Since pTrcHis2 is a non-directional cloning vector, plasmids of the expected correct size (~9 kb, ~5 kb insert in the 4 kb vector) will be digested with XbaI and NarI to determine the orientation of the insert in the vector. There is a recognition sequence for XbaI in the multiple cloning site of the expression vector downstream of the EcoRI. insertion site. The Mhc sequence contains no XbaI recognition site. There is a recognition sequence for Nar I, 3.5 kb from the 5’ end of the Mhc fragment. There are no recognition sequences for Nar I in the vector.
Protocol for subcloning using pTrcHis2
1) Digest your cDNA and the vector with EcoRI. The Mhc transcript has two internal EcoRI sites, one at 979 which is before the start codon and the other 5bp from the stop codon. The cDNA can be digested completely since loss of either fragment is inconsequential to the expression of the gene.
2) Precipitate the digested clone and vector, spin down and ligate overnight.
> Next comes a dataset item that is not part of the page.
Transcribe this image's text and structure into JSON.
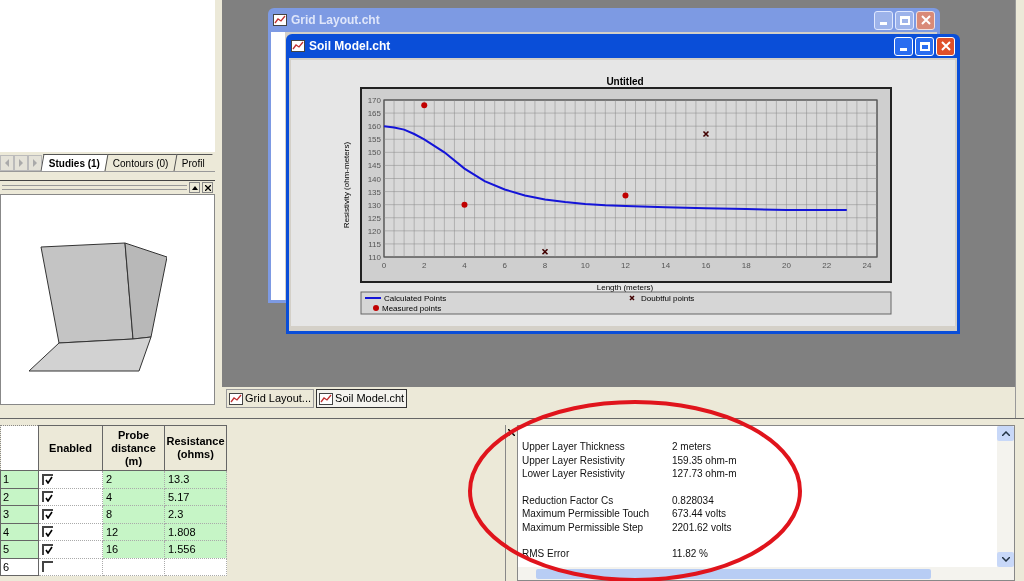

3) Transform One Shot® cells by heat shock following the instructions provided by Invitrogen.
4) Incubate overnight at 37˚ C
5) Pick white colonies and grow overnight.
6) Isolate plasmid DNA.
7) Digest plasmid with XbaI and NarI overnight.
8) Run a diagnostic gel to confirm presence and orientation of the cloned cDNA. What size fragments would be obtained if the Mhc clone is oriented in the correct direction for expression?